NJ may require high-hazard trains to disclose routes, contents
Legislation imposing new requirements on high-hazard trains traveling through New Jersey, including online disclosure of their routes and contents and consequences of a possible spill, is scheduled for final approval in a Monday vote.
The bill, A3783/S1883, also requires operators of trains carrying hazardous materials to provide the state discharge response, cleanup and contingency plans and offer training to the emergency services personnel in every city and town along their travel route.
Paula Rogovin, co-founder of the Coalition to Ban Unsafe Oil Trains, said the bill is one of the few ways state lawmakers can try to address hazardous materials transported by rail.

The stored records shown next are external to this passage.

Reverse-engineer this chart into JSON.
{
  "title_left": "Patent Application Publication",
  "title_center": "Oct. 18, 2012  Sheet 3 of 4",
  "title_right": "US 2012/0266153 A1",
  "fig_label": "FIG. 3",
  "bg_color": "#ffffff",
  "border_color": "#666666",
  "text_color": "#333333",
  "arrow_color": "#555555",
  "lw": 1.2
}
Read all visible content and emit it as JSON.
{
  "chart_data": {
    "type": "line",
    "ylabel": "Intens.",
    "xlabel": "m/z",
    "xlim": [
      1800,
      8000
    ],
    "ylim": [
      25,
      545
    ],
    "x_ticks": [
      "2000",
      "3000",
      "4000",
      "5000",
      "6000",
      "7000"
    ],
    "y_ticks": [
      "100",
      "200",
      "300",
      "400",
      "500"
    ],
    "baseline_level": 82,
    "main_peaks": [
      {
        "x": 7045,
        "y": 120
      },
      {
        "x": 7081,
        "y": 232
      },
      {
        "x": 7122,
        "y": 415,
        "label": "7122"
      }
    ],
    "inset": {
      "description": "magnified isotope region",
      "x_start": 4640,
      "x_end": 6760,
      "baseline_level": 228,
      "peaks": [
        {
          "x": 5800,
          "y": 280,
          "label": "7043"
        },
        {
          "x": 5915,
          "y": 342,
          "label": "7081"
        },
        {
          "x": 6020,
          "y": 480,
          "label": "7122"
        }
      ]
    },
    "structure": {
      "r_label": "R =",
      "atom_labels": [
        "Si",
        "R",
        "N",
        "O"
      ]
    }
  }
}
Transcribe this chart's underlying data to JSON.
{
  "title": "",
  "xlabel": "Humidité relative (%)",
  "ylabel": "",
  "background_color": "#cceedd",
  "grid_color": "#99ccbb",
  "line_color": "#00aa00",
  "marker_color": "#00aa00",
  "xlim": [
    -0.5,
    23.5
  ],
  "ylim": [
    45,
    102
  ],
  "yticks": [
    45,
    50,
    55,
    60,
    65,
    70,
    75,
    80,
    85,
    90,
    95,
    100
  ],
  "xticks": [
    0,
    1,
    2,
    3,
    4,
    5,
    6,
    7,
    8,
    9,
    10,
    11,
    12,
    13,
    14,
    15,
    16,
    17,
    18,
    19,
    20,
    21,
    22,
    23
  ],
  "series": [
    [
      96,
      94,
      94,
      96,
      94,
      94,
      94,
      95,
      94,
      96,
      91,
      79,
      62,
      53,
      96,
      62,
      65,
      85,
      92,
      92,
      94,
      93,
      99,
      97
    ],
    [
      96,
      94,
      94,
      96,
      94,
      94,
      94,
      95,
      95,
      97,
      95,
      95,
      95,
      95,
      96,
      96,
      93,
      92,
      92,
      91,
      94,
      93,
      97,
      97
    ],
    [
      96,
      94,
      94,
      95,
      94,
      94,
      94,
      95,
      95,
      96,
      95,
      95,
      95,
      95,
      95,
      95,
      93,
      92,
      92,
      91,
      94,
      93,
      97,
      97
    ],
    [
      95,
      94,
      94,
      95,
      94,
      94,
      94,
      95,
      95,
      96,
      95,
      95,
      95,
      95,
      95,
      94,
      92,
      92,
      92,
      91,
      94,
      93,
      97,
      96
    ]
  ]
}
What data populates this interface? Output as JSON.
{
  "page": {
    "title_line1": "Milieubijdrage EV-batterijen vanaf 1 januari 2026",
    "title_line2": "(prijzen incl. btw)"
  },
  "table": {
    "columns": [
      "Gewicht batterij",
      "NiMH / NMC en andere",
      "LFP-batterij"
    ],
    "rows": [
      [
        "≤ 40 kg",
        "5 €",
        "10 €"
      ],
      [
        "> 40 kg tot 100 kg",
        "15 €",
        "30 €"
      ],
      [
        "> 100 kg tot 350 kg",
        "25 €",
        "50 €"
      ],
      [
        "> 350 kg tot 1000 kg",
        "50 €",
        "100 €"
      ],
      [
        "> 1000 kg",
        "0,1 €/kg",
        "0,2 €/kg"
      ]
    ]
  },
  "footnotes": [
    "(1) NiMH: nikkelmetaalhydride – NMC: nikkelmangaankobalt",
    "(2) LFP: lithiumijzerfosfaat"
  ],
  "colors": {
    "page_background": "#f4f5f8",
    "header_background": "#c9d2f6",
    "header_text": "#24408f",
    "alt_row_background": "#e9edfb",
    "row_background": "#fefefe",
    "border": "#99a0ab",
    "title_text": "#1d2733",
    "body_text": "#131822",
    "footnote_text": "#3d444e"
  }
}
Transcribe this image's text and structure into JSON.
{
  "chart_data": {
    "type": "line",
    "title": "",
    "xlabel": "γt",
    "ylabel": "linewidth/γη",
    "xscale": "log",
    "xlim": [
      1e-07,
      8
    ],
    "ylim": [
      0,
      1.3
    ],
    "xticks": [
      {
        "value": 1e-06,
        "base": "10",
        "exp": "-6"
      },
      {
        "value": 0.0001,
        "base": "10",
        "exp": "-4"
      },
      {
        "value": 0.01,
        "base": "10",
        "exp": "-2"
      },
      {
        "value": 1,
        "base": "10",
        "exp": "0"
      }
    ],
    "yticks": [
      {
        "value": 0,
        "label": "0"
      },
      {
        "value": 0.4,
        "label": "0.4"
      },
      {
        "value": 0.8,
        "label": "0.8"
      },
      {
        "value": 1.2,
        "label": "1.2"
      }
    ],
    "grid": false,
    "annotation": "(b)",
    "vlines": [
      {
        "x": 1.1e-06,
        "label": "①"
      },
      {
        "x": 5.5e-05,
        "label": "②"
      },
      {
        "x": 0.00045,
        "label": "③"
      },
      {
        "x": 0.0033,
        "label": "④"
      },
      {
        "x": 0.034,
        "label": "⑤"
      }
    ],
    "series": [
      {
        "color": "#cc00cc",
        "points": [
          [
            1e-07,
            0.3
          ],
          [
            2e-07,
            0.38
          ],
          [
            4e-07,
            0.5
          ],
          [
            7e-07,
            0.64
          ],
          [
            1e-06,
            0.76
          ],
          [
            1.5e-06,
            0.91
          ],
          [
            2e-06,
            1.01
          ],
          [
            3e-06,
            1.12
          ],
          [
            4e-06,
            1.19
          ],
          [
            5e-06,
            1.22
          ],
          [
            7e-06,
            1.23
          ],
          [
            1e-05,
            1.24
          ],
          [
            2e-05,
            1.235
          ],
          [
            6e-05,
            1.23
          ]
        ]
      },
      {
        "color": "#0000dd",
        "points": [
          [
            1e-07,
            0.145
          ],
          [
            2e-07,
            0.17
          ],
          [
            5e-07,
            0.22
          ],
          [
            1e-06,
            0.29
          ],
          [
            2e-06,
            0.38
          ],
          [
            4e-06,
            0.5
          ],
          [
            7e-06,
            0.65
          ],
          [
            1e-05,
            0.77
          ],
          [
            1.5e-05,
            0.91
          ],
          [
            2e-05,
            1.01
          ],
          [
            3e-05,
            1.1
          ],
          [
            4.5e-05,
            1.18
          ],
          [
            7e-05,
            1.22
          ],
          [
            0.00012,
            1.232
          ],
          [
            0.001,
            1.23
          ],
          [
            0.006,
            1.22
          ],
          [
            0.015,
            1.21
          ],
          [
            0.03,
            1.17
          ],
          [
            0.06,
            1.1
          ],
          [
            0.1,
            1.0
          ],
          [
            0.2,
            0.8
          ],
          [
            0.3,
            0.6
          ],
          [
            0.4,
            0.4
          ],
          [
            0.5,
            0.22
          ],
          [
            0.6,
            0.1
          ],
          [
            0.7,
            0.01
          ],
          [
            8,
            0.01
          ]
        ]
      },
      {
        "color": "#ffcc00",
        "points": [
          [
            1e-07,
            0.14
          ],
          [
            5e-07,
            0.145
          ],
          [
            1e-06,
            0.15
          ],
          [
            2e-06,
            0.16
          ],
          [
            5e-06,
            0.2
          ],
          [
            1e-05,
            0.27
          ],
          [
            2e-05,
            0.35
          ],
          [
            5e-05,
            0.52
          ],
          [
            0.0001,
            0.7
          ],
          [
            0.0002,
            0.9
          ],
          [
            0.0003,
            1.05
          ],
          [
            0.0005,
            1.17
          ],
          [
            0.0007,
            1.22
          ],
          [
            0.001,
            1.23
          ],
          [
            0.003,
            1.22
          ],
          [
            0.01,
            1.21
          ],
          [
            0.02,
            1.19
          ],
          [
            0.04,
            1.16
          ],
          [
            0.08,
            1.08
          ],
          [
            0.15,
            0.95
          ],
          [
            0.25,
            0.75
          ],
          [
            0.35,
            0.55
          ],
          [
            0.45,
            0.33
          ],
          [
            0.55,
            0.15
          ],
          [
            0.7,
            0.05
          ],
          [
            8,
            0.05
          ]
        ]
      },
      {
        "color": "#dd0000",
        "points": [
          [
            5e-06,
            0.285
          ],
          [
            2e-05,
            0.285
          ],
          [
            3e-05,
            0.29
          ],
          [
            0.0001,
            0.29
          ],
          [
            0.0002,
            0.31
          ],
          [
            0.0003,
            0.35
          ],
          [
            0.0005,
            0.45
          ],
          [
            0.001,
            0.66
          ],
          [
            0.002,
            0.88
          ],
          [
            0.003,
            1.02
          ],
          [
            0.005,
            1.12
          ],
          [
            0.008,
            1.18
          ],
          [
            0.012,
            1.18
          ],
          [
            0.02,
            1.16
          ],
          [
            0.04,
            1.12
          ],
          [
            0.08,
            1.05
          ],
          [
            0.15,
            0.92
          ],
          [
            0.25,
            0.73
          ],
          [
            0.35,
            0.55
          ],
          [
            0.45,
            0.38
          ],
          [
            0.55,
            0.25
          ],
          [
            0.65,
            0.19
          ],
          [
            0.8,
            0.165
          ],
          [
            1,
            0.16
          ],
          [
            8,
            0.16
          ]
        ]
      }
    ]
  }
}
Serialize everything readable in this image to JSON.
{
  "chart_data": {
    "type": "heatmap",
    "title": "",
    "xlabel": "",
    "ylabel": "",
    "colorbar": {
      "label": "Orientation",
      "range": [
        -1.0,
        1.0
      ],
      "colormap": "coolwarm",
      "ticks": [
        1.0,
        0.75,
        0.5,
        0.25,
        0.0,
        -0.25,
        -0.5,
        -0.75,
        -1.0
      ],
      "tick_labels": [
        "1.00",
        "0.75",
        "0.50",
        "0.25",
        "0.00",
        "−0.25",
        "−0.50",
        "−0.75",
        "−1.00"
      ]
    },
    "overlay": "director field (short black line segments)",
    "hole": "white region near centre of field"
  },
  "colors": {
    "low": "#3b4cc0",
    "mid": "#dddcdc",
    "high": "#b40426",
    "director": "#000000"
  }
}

“All the interstate trains are mostly controlled by the federal government,” Rogovin said. “This is really our way of providing transparency and protecting the public as much as possible.”
Jeff Tittel, director of the New Jersey chapter of the Sierra Club, said hundreds of rail cars carrying hazardous materials move through New Jersey every day.
“When the public understands what’s going through their towns, they will help demand action to make sure that there are proper plans in place,” Tittel said.
Among the destinations of the trains is the Phillips 66 Bayway Refinery in Linden, which shop steward Patty McCarthy of International Brotherhood of Teamsters Local 877 says receives 100-plus train cars of Bakken crude every day.
“It’s in really close proximity to a lot of residences, ballparks, places where people frequent. And that’s only one of the many volatile chemicals that run through our refinery,” McCarthy said. “Passing this bill would not only save lives but save potential billions in compensation for victims and the reconstruction of any infrastructure that gets destroyed along the way.”
The idea was vetoed in 2017 by then-Gov. Chris Christie, who called it “irresponsible and reckless” to provide information about potential targets for political, criminal and terrorist groups.
Those concerns are shared by Ron Sabol, the New Jersey state legislative director for the International Association of Sheet Metal, Air, Rail and Transportation Workers.
“This bill is – its intentions are honorable. Its results are disastrous,” Sabol said. “There is no way we can publicly post commodities and chemicals that are on trains running through our state. A target? Yeah, a target. From anywhere in the world through the Internet.”
Tittel said someone wanting to do harm can already figure out what’s on the trains because they’re marked on the outside with universal codes. Assemblyman Kevin Rooney, R-Bergen, said there are other ways, as well.
“Terrorists out there can find any piece of information if they choose to. We shouldn’t be naïve enough to think that they won’t,” Rooney said. “We have the ultimate responsibility to protect not only our first responders when they show up … but we have a right and an obligation to protect our residents.”
Most of Rooney’s Republican colleagues oppose the bill. Assemblyman Jay Webber, R-Morris, said that “disclosing this information and making it very public actually makes our infrastructure more vulnerable, not more safe” and that perhaps it should be disclosed to first responders but not the general public.
“For as much intelligence as I’m sure our terrorist enemies can obtain, I don’t see why would wrap it in a bow and put it on the internet,” Webber said.
“The motivations of many of the supporters of the bill, all due respect, is pretty clearly an attack on just the use of fossil fuels in the state, not citizen safety. That’s fairly obvious,” he said.
Assemblyman John Burzichelli, D-Gloucester, who was Paulsboro mayor when a Conrail train went off the rails in 2012, spilling vinyl chloride, said not much has improved since then.
“I don’t see this as being anti-rail at all. I see this as a wake-up call to the national rail companies,” Burzichelli said.
“This is a message that has to be sent from the state level to these operations that you are going to be held responsible and you’ve got to do better,” he said. “I’m not saying go away. We need you. But you’ve got to do better.”